Recently it has been shown that shorter time to blood cultures positivity in automated systems has been associated with worse prognosis in infections caused by bacteria (i.e., shorter times are associated with higher mortality) [9–11]. This has been shown for S. aureus, Streptococcus pneumoniae and Escherichia coli BSI . These findings prompted us to study the time to positivity of candidemia (C. albicans), since the studies analyzing time of positive Candida spp culture are rare and almost all were performed in vitro [19–21].
In our study, only the time to blood culture positivity was predictive of mortality for Candida albicans. The severity of illness (APACHE II, SAPS II and SOFA) was not significantly different between the two groups.
We identified in the medical literature only three clinical studies that analyzed the time to positivity for candidemia, but these had different goals: comparing the differential time to positivity between specimens obtained peripherally and via a central venous catheter ; quantifying the time between the collection of blood culture and its positivity ; and evaluating the time to positivity for detecting Candida species resistant to fluconazole .
Regarding Candida albicans BSI, our study showed the longer the time to positivity, the higher the mortality. We found only one report with a similar finding and this was for Staphylococcus aureus bacteremia . In this retrospective study they observed that a shorter time to positivity was associated with methicillin susceptibility and an endovascular source; multivariate analysis showed higher mortality both with time to positivity ≤ 12 or >48 hours .

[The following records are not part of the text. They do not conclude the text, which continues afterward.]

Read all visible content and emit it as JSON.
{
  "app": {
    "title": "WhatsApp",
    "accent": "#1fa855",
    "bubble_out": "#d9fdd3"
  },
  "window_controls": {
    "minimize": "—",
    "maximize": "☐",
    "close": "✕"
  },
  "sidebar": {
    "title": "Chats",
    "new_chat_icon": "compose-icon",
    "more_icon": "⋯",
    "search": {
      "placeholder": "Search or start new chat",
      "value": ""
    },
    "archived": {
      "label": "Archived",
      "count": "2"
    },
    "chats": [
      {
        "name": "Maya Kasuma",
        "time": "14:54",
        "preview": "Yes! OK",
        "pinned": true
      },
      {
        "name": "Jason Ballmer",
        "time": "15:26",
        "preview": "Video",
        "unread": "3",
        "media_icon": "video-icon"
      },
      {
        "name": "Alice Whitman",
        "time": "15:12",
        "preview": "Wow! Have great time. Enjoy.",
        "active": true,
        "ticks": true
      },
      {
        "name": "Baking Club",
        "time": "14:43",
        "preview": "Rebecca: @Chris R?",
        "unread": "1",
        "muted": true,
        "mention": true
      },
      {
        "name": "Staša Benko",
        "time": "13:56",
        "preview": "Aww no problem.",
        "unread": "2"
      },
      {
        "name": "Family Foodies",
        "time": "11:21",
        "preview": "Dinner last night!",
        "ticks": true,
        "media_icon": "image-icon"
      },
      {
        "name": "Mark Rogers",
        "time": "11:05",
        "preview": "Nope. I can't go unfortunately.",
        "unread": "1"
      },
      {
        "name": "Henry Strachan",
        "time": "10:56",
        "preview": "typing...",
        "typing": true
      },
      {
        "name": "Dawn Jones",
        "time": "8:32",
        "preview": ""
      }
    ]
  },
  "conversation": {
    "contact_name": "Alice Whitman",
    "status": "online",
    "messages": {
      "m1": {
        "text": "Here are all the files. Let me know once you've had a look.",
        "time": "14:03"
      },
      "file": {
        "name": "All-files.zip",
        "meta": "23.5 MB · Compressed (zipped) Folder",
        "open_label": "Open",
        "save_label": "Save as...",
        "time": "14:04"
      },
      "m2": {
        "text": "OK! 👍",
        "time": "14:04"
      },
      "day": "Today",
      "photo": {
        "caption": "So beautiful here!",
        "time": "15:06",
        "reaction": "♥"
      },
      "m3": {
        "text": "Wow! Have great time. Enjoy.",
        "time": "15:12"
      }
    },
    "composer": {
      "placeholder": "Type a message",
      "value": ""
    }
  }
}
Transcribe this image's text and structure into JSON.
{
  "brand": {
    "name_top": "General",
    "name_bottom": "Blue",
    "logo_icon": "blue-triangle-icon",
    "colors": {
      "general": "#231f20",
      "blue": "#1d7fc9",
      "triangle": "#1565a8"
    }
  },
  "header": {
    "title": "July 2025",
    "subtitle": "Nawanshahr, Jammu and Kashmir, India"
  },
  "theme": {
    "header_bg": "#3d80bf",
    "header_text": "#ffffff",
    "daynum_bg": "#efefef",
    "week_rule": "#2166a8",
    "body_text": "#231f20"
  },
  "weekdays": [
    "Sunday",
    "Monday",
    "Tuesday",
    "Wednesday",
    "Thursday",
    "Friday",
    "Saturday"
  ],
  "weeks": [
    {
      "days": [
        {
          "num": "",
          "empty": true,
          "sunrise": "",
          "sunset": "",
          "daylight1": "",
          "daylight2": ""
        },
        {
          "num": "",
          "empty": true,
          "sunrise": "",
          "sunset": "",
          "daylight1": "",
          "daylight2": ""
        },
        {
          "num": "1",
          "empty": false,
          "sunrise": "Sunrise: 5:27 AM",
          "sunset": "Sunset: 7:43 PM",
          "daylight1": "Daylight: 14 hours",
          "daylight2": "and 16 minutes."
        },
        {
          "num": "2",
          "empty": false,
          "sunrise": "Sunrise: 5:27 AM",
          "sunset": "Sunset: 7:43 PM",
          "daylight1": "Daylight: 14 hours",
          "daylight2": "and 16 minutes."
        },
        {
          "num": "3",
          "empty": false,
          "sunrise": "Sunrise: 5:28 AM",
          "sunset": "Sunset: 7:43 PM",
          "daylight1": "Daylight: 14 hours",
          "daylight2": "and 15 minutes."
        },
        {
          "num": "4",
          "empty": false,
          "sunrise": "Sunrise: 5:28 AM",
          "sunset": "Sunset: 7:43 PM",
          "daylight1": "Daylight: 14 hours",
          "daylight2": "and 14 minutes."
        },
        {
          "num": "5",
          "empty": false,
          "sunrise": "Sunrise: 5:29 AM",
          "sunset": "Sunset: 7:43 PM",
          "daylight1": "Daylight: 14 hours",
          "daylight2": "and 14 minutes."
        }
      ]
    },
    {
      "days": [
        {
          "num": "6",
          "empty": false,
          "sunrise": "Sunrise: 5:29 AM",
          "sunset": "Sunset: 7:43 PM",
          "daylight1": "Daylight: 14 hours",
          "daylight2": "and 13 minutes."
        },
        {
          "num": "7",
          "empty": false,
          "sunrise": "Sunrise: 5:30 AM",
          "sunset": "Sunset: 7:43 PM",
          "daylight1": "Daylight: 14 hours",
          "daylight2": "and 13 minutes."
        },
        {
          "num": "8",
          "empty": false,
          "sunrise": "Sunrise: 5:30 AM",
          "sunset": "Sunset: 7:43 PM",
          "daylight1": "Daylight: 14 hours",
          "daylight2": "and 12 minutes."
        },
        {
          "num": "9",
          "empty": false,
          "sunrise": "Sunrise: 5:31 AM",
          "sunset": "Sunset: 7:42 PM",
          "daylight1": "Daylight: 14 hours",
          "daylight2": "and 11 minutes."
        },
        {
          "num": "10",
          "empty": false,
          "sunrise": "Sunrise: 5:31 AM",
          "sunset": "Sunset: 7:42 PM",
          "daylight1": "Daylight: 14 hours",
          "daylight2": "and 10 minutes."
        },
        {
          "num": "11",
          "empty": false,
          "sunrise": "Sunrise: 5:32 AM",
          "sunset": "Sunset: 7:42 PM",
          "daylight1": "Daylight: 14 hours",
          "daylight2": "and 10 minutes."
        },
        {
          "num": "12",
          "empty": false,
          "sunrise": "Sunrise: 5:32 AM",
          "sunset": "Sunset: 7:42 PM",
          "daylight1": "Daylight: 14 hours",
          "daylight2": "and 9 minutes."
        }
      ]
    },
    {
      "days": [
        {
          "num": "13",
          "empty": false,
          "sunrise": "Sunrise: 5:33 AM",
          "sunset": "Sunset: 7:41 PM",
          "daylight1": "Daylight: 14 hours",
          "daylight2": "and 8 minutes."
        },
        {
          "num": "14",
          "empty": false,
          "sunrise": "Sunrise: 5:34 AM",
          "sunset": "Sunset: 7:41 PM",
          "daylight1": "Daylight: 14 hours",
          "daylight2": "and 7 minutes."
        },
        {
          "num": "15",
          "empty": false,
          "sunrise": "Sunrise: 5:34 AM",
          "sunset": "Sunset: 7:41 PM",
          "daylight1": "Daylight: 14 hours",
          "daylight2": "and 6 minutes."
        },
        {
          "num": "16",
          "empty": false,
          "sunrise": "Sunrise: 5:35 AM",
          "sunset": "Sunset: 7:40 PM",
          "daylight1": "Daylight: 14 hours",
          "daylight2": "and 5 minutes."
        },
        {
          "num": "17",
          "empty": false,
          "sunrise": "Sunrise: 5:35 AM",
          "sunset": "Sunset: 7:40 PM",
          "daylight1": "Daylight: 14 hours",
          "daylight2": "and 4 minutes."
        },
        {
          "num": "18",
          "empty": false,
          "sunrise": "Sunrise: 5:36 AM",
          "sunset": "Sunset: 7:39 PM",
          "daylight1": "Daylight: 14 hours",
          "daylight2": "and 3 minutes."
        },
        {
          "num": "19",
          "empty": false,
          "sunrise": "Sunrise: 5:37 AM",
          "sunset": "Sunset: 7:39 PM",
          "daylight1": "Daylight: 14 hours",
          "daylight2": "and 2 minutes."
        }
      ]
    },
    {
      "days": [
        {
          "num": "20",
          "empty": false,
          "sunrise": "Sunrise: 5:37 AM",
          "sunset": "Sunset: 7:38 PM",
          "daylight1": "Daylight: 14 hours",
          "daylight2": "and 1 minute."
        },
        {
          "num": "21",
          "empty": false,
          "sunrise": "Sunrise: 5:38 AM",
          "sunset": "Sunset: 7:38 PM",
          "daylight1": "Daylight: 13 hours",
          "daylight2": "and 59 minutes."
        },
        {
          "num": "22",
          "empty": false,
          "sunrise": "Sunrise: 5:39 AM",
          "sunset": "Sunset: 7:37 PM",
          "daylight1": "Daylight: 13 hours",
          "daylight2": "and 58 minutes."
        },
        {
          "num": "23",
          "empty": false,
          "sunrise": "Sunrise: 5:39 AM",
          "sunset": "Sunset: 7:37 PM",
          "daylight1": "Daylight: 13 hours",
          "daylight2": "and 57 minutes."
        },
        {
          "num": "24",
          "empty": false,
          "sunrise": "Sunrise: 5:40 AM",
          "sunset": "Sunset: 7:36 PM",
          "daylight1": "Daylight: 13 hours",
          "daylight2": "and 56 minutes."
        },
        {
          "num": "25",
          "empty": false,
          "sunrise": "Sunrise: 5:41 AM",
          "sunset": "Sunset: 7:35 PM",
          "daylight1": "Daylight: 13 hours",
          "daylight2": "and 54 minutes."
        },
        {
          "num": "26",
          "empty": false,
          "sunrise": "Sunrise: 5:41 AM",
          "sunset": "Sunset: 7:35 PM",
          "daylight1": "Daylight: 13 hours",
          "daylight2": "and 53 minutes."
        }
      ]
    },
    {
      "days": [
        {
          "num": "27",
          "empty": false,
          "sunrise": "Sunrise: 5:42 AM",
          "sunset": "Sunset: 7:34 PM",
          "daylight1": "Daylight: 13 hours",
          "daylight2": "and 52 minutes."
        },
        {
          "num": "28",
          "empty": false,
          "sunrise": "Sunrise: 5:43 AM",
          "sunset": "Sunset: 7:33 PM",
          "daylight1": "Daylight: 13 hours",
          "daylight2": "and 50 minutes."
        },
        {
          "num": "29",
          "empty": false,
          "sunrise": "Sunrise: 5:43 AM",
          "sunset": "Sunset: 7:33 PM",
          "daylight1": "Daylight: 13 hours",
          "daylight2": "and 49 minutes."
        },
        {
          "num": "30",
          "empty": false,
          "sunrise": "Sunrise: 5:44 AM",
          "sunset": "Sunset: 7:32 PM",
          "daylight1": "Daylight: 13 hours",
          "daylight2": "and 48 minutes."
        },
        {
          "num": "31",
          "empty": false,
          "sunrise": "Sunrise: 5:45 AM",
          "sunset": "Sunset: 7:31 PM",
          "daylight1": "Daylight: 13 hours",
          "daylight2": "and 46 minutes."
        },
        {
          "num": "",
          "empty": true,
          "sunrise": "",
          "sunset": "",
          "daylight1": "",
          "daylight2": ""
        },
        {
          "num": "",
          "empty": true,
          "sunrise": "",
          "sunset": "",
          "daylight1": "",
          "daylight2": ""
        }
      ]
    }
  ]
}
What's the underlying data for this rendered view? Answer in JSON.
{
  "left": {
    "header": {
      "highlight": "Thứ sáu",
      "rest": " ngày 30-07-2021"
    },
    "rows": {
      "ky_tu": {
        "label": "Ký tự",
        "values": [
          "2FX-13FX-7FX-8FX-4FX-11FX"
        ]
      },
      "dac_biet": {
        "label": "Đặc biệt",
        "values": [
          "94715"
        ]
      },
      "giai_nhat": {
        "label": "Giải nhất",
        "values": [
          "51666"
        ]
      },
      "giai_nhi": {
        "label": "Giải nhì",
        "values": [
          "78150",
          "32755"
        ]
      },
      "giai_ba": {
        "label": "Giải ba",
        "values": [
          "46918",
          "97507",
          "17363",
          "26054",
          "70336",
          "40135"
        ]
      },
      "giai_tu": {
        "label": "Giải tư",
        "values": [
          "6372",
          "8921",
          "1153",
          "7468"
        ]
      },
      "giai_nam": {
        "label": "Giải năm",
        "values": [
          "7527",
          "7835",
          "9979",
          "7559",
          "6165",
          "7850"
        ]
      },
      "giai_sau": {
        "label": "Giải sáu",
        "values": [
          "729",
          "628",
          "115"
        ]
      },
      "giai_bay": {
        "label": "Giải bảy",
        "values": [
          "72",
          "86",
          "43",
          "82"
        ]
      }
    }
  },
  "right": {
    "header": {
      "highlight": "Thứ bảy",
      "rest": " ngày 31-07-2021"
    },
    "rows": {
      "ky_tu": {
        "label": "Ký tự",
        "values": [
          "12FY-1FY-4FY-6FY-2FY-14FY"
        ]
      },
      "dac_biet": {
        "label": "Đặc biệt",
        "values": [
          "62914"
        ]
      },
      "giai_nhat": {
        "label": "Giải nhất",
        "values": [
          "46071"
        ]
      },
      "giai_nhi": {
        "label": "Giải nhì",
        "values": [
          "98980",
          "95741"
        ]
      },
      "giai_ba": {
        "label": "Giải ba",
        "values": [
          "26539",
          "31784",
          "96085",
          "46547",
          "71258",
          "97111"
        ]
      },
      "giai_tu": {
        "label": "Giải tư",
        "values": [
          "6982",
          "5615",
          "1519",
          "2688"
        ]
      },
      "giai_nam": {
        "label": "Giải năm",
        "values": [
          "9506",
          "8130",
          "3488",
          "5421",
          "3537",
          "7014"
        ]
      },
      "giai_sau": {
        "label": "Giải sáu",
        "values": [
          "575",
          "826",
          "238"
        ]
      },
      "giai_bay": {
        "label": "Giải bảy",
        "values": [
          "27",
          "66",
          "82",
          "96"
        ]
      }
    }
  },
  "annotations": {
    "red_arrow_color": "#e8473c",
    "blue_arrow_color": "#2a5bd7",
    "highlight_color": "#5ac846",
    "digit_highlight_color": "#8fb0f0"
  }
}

Physicians often wait for the blood cultures to grow Candida prior to beginning antifungal therapy. However, even if the patient has a stable clinical condition and not receiving empirical antifungal treatment, this may be associated with a poor outcome.
Until the early 2000s, the vast majority of candidemia cases were diagnosed in intensive care units [3, 25]. Recent studies have shown a decrease in the proportion of Candida BSIs occurring in ICUs, especially in Latin America countries, with a fall between the years 2008 and 2009 from 64.9% to 42.6% .
We observed that only 22.5% of patients with candidemia (C. albicans) received adequate antifungal therapy in the first 24 hours after the suspected infection or collection of blood cultures. Although the reason for not instituting empiric treatment was not evaluated, we believe it has occurred at least in part, due to the delay in blood culture positivity. Other studies have also found that candidemia has one of the highest rates of inadequate empirical treatment in the first 24 hours after suspected infection [6, 7].
A multicenter study reported that the mean time for initiating empiric antifungal therapy was 3.8 days . These data emphasize the need to consider early initiation of empiric therapy given that blood cultures are slow to turn positive for Candida species.
Comparing the mean time to positivity for Candida albicans with other studies, we found that the automated BacT/ALERT® time growth is faster [8, 27]. Lai and colleagues (2012) reported similar time using the BACTEC® system . It should be noted that in our study we did not use specific culture medium for fungi. However another study also used specific culture medium for fungi (BACTECTM Myco/F Lytic) whose time to positivity is known to be shorter, especially in the identification of non-albicans Candida species. They showed differences between the mean time to positivity for Candida albicans between the specific culture medium for fungi versus a non-specific medium for fungi (aerobic culture), 34 ± 25 h vs. 42 ± 19 h, respectively .
Our study is limited by the retrospective nature of our analysis. In addition, because of the relatively small sample size of our study (n=89), a type II error could have occurred, which would limit the ability to detect a statistically significant difference in the other variables considered as predictors of mortality.